Picture this (Sicilie, 1929):
- I have a reliable downlink (128Kb/s).
- I have two unreliable uplinks (9600b/s each), packet loss rougly 30% on
each (it's built up out of two unreliable wireless connections).
All three links have a unique IP-address on the local ethernet. A Linux box
hangs on the local ethernet as well.
Now, the 30% packet loss on the two unreliable links is such that, if I
were to transmit a packet on both links simultaneously, it evens out to
almost 0% packet loss (the packet will almost always go through on either
link, if not on both).
So, what I'm looking for is a way to do the following:
a. I'm trying to improve download performance mostly.

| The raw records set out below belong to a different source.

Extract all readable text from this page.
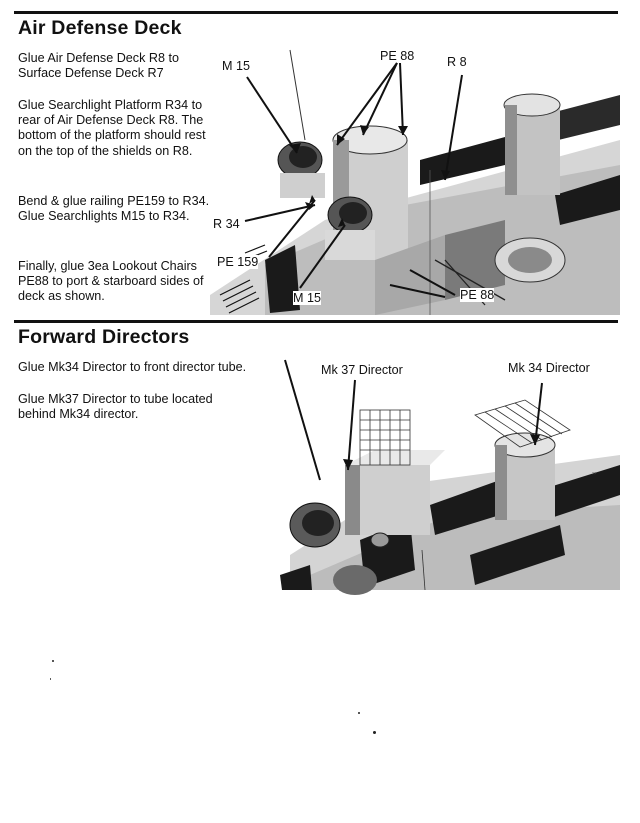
Air Defense Deck

Glue Air Defense Deck R8 to Surface Defense Deck R7

Glue Searchlight Platform R34 to rear of Air Defense Deck R8. The bottom of the platform should rest on the top of the shields on R8.

Bend & glue railing PE159 to R34. Glue Searchlights M15 to R34.

Finally, glue 3ea Lookout Chairs PE88 to port & starboard sides of deck as shown.

M 15
PE 88	R 8
R 34
PE 159
M 15	PE 88
Forward Directors

Glue Mk34 Director to front director tube.

Glue Mk37 Director to tube located behind Mk34 director.

‚‚
Mk 37 Director	Mk 34 Director
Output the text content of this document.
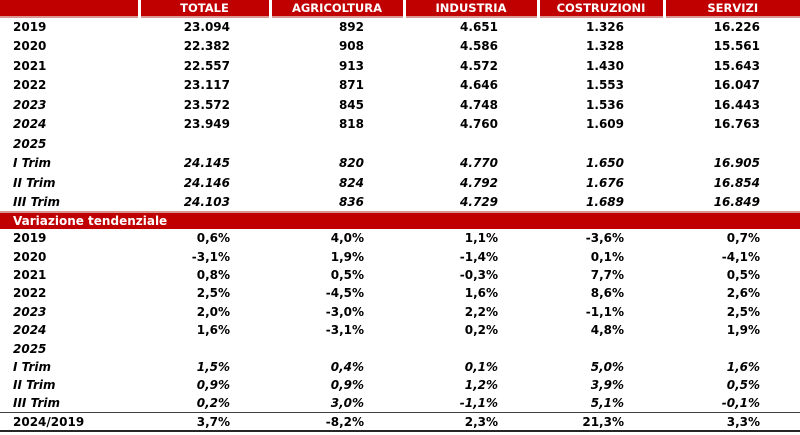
	TOTALE	AGRICOLTURA	INDUSTRIA	COSTRUZIONI	SERVIZI
2019	23.094	892	4.651	1.326	16.226
2020	22.382	908	4.586	1.328	15.561
2021	22.557	913	4.572	1.430	15.643
2022	23.117	871	4.646	1.553	16.047
2023	23.572	845	4.748	1.536	16.443
2024	23.949	818	4.760	1.609	16.763
2025					
I Trim	24.145	820	4.770	1.650	16.905
II Trim	24.146	824	4.792	1.676	16.854
III Trim	24.103	836	4.729	1.689	16.849
Variazione tendenziale					
2019	0,6%	4,0%	1,1%	-3,6%	0,7%
2020	-3,1%	1,9%	-1,4%	0,1%	-4,1%
2021	0,8%	0,5%	-0,3%	7,7%	0,5%
2022	2,5%	-4,5%	1,6%	8,6%	2,6%
2023	2,0%	-3,0%	2,2%	-1,1%	2,5%
2024	1,6%	-3,1%	0,2%	4,8%	1,9%
2025					
I Trim	1,5%	0,4%	0,1%	5,0%	1,6%
II Trim	0,9%	0,9%	1,2%	3,9%	0,5%
III Trim	0,2%	3,0%	-1,1%	5,1%	-0,1%
2024/2019	3,7%	-8,2%	2,3%	21,3%	3,3%
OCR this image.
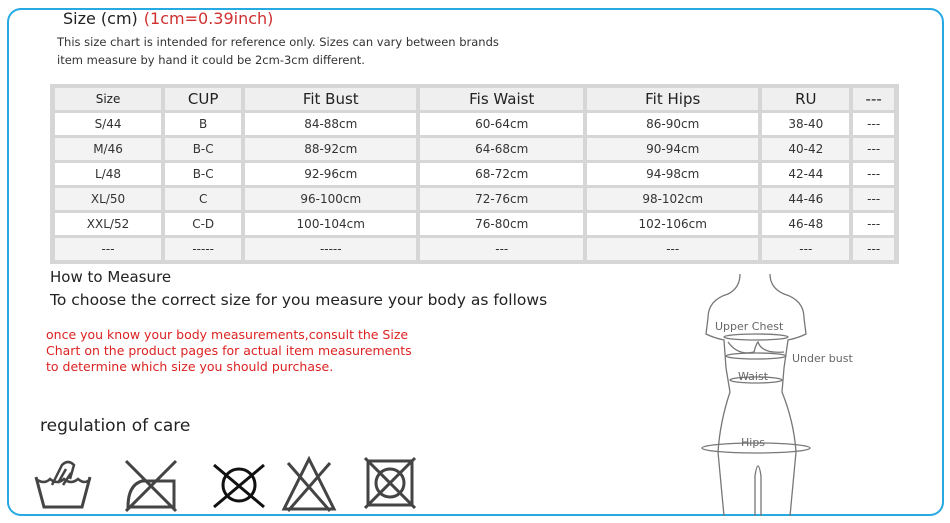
Size (cm) (1cm=0.39inch)
This size chart is intended for reference only. Sizes can vary between brands
item measure by hand it could be 2cm-3cm different.
Size	CUP	Fit Bust	Fis Waist	Fit Hips	RU	---
S/44	B	84-88cm	60-64cm	86-90cm	38-40	---
M/46	B-C	88-92cm	64-68cm	90-94cm	40-42	---
L/48	B-C	92-96cm	68-72cm	94-98cm	42-44	---
XL/50	C	96-100cm	72-76cm	98-102cm	44-46	---
XXL/52	C-D	100-104cm	76-80cm	102-106cm	46-48	---
---	-----	-----	---	---	---	---
How to Measure
To choose the correct size for you measure your body as follows
once you know your body measurements,consult the Size
Chart on the product pages for actual item measurements
to determine which size you should purchase.
regulation of care
Upper Chest
Under bust
Waist
Hips
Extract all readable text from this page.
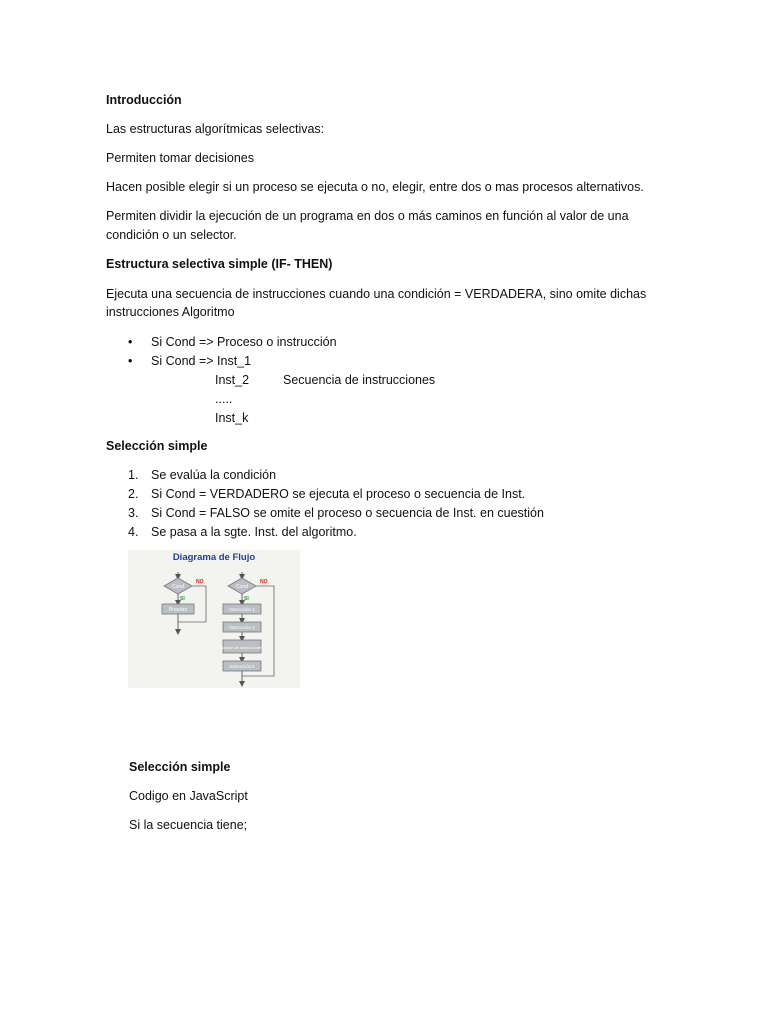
Introducción
Las estructuras algorítmicas selectivas:
Permiten tomar decisiones
Hacen posible elegir si un proceso se ejecuta o no, elegir, entre dos o mas procesos alternativos.
Permiten dividir la ejecución de un programa en dos o más caminos en función al valor de una
condición o un selector.
Estructura selectiva simple (IF- THEN)
Ejecuta una secuencia de instrucciones cuando una condición = VERDADERA, sino omite dichas
instrucciones Algoritmo
• Si Cond => Proceso o instrucción
• Si Cond => Inst_1
Inst_2	Secuencia de instrucciones
.....
Inst_k
Selección simple
1. Se evalúa la condición
2. Si Cond = VERDADERO se ejecuta el proceso o secuencia de Inst.
3. Si Cond = FALSO se omite el proceso o secuencia de Inst. en cuestión
4. Se pasa a la sgte. Inst. del algoritmo.
Diagrama de Flujo
Cond
NO
SI
Proceso
Cond
NO
SI
Instrucción 1
Instrucción 2
Bloque de Instrucciones
Instrucción k
Selección simple
Codigo en JavaScript
Si la secuencia tiene;
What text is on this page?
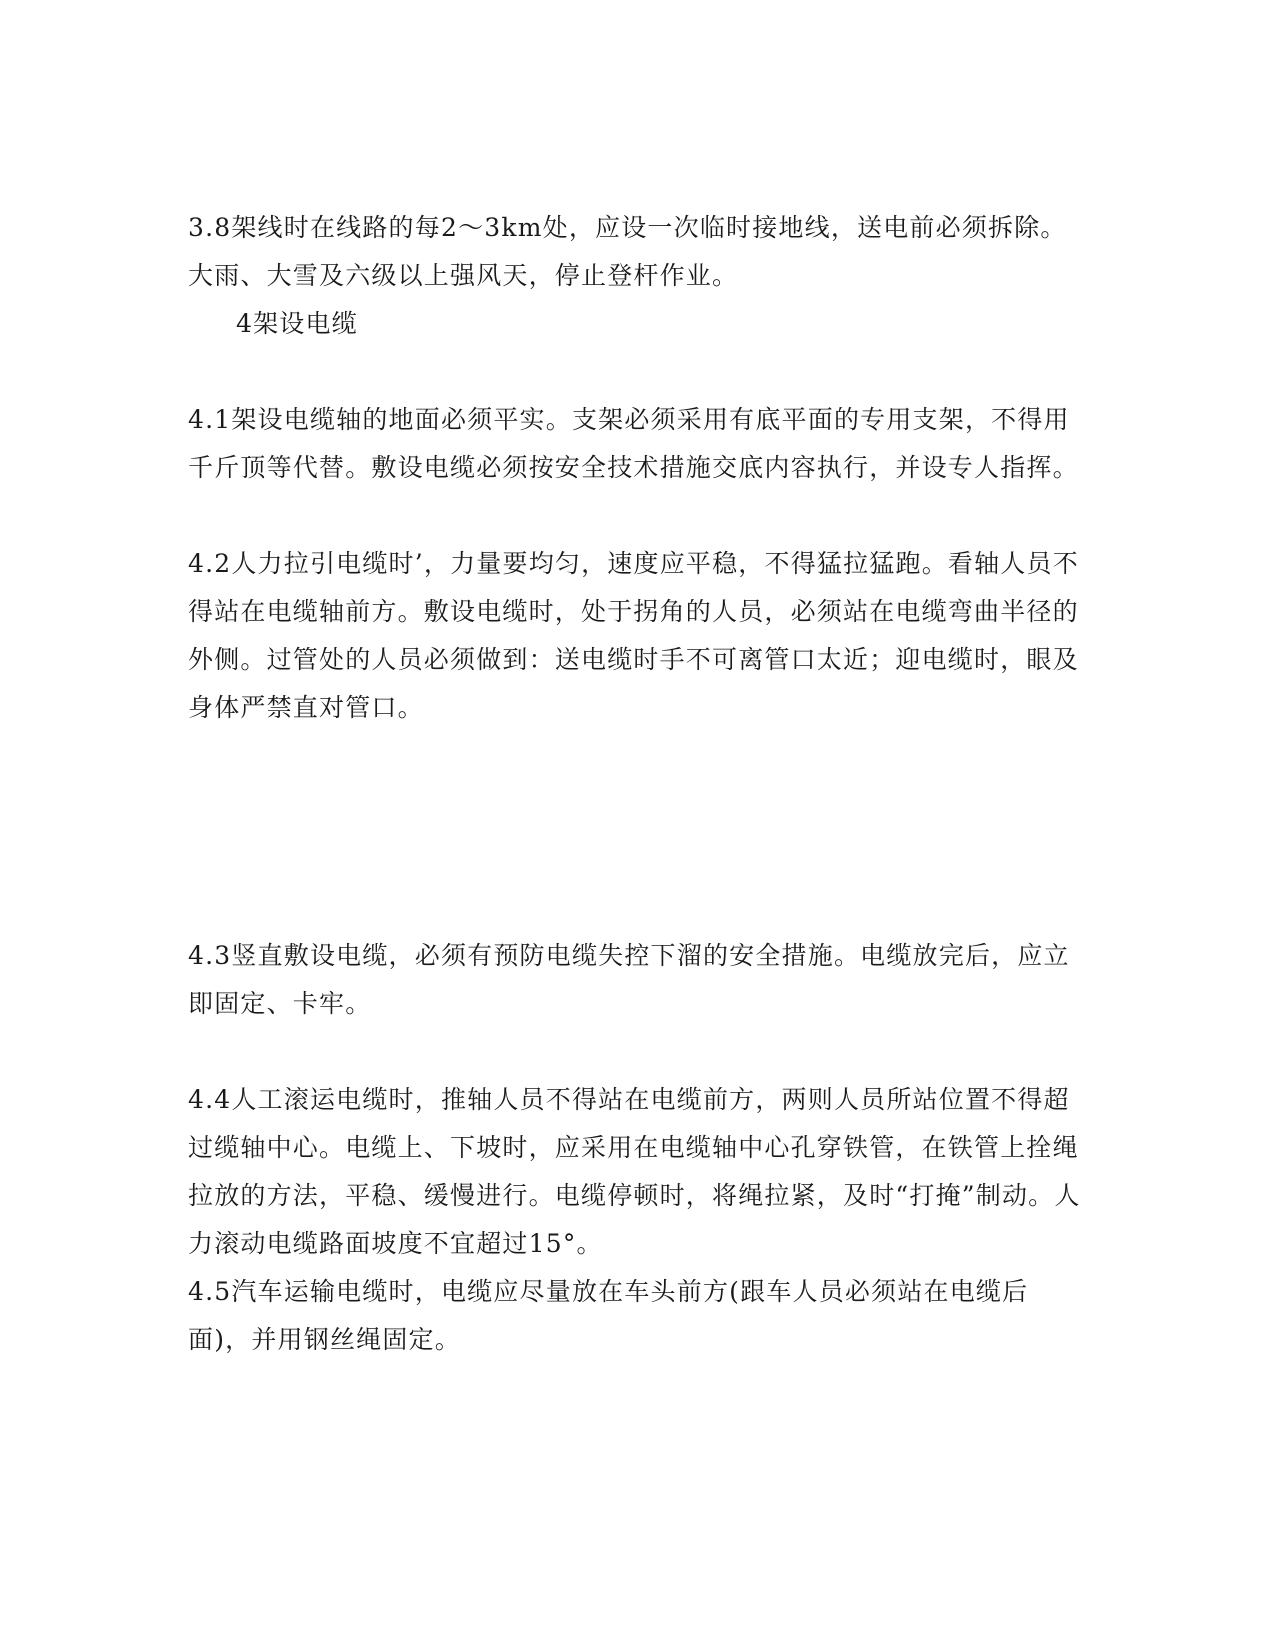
3.8架线时在线路的每2～3km处，应设一次临时接地线，送电前必须拆除。大雨、大雪及六级以上强风天，停止登杆作业。

4架设电缆

4.1架设电缆轴的地面必须平实。支架必须采用有底平面的专用支架，不得用千斤顶等代替。敷设电缆必须按安全技术措施交底内容执行，并设专人指挥。

4.2人力拉引电缆时’，力量要均匀，速度应平稳，不得猛拉猛跑。看轴人员不得站在电缆轴前方。敷设电缆时，处于拐角的人员，必须站在电缆弯曲半径的外侧。过管处的人员必须做到：送电缆时手不可离管口太近；迎电缆时，眼及身体严禁直对管口。

4.3竖直敷设电缆，必须有预防电缆失控下溜的安全措施。电缆放完后，应立即固定、卡牢。

4.4人工滚运电缆时，推轴人员不得站在电缆前方，两则人员所站位置不得超过缆轴中心。电缆上、下坡时，应采用在电缆轴中心孔穿铁管，在铁管上拴绳拉放的方法，平稳、缓慢进行。电缆停顿时，将绳拉紧，及时“打掩”制动。人力滚动电缆路面坡度不宜超过15°。

4.5汽车运输电缆时，电缆应尽量放在车头前方(跟车人员必须站在电缆后面)，并用钢丝绳固定。
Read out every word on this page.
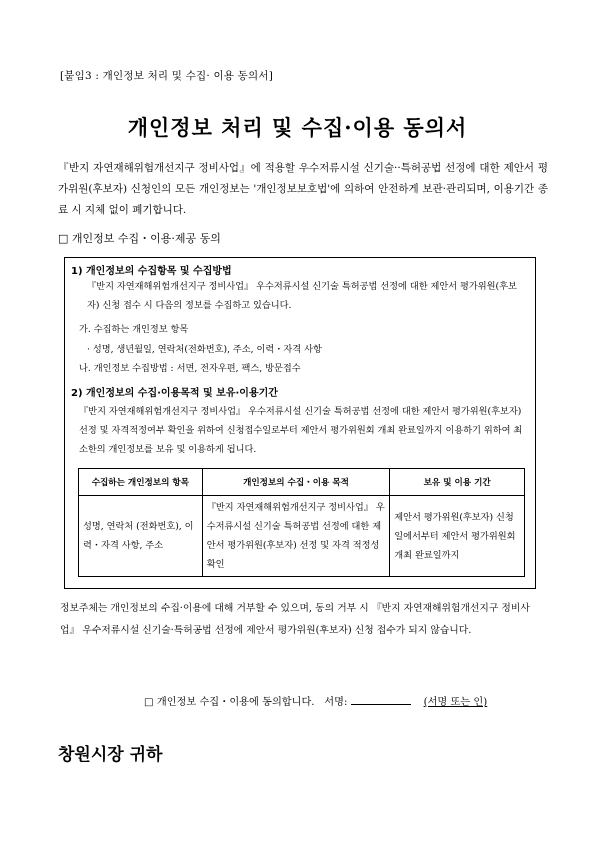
[붙임3 : 개인정보 처리 및 수집· 이용 동의서]
개인정보 처리 및 수집·이용 동의서
『반지 자연재해위험개선지구 정비사업』에 적용할 우수저류시설 신기술··특허공법 선정에 대한 제안서 평가위원(후보자) 신청인의 모든 개인정보는 '개인정보보호법'에 의하여 안전하게 보관·관리되며, 이용기간 종료 시 지체 없이 폐기합니다.
□ 개인정보 수집・이용·제공 동의
1) 개인정보의 수집항목 및 수집방법
『반지 자연재해위험개선지구 정비사업』 우수저류시설 신기술 특허공법 선정에 대한 제안서 평가위원(후보자) 신청 접수 시 다음의 정보를 수집하고 있습니다.
가. 수집하는 개인정보 항목
· 성명, 생년월일, 연락처(전화번호), 주소, 이력・자격 사항
나. 개인정보 수집방법 : 서면, 전자우편, 팩스, 방문접수
2) 개인정보의 수집·이용목적 및 보유·이용기간
『반지 자연재해위험개선지구 정비사업』 우수저류시설 신기술 특허공법 선정에 대한 제안서 평가위원(후보자) 선정 및 자격적정여부 확인을 위하여 신청접수일로부터 제안서 평가위원회 개최 완료일까지 이용하기 위하여 최소한의 개인정보를 보유 및 이용하게 됩니다.
수집하는 개인정보의 항목	개인정보의 수집・이용 목적	보유 및 이용 기간
성명, 연락처 (전화번호), 이력・자격 사항, 주소	『반지 자연재해위험개선지구 정비사업』 우수저류시설 신기술 특허공법 선정에 대한 제안서 평가위원(후보자) 선정 및 자격 적정성 확인	제안서 평가위원(후보자) 신청일에서부터 제안서 평가위원회 개최 완료일까지
정보주체는 개인정보의 수집·이용에 대해 거부할 수 있으며, 동의 거부 시 『반지 자연재해위험개선지구 정비사업』 우수저류시설 신기술·특허공법 선정에 제안서 평가위원(후보자) 신청 접수가 되지 않습니다.
□ 개인정보 수집・이용에 동의합니다. 서명:	(서명 또는 인)
창원시장 귀하
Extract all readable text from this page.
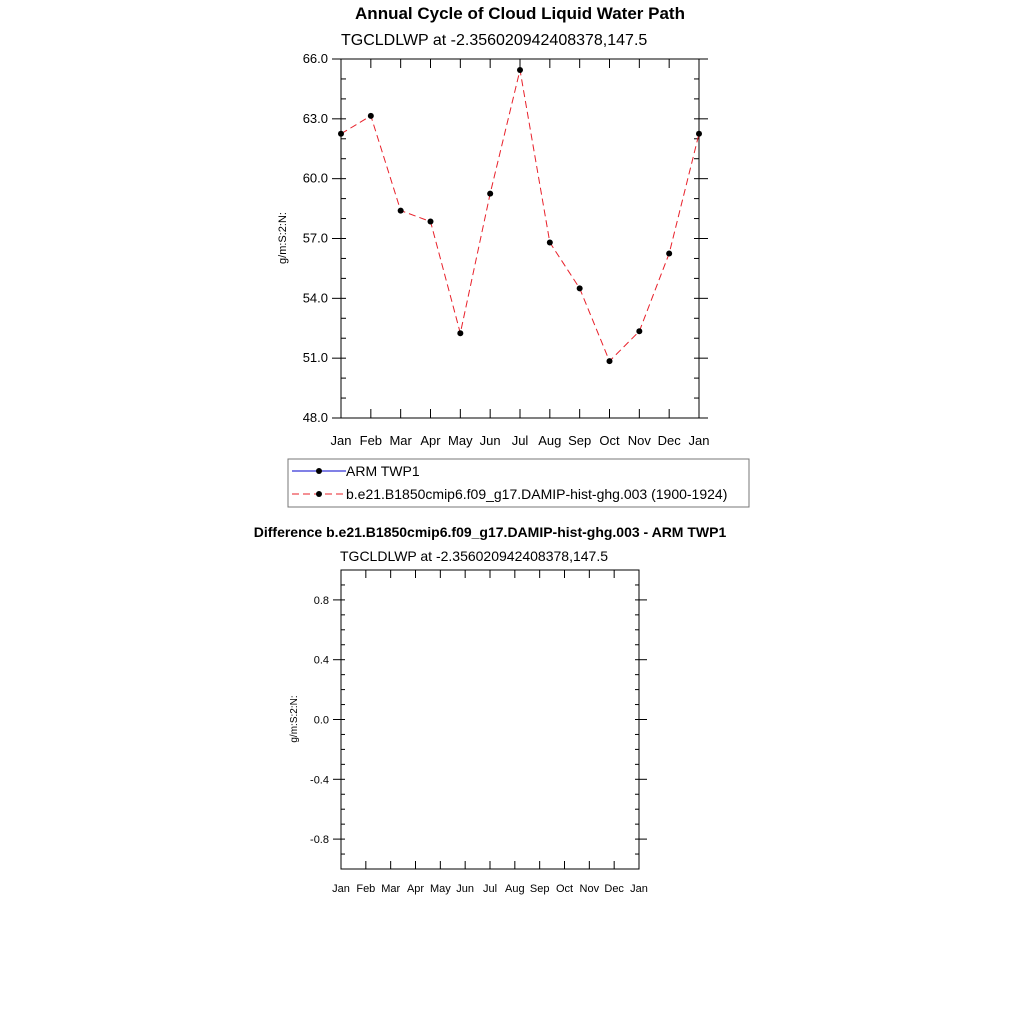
Annual Cycle of Cloud Liquid Water Path
TGCLDLWP at -2.356020942408378,147.5
Jan Feb Mar Apr May Jun Jul Aug Sep Oct Nov Dec Jan
48.0
51.0
54.0
57.0
60.0
63.0
66.0
g/m:S:2:N:
ARM TWP1
b.e21.B1850cmip6.f09_g17.DAMIP-hist-ghg.003 (1900-1924)
Difference b.e21.B1850cmip6.f09_g17.DAMIP-hist-ghg.003 - ARM TWP1
TGCLDLWP at -2.356020942408378,147.5
Jan Feb Mar Apr May Jun Jul Aug Sep Oct Nov Dec Jan
-0.8
-0.4
0.0
0.4
0.8
g/m:S:2:N:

b. This means that I'd like to check on the Linux box, if I am about to
transmit an ACK or if I'm about to transmit a small packet (say <64 bytes).
If yes, duplicate the packet and route it to *two* routers on the
local ethernet simultaneously.
c. I obviously do *not* want the duplication for packets that are too large
(it would result in serious congestion on the uplink, because the uplink's
bandwidth is too small; also, it would lead to congestion at the other
end of the TCP connection, due to the requirement to double the needed
bandwidth if both packets go through).
What would be the best way to hack this into the kernel?
Some fancy ipchains enhancements that allow size checks, and packet
duplication (combined with fwmark routing tables that route to the alternative
uplink)?
Or, just extending the load-balancing code to support packet duplication
based on packet size?
--
Sincerely, [EMAIL PROTECTED]
Stephen R. van den Berg (AKA BuGless).
"Having a non-smoking section in a restaurant is like
having a non-peeing section in a pool."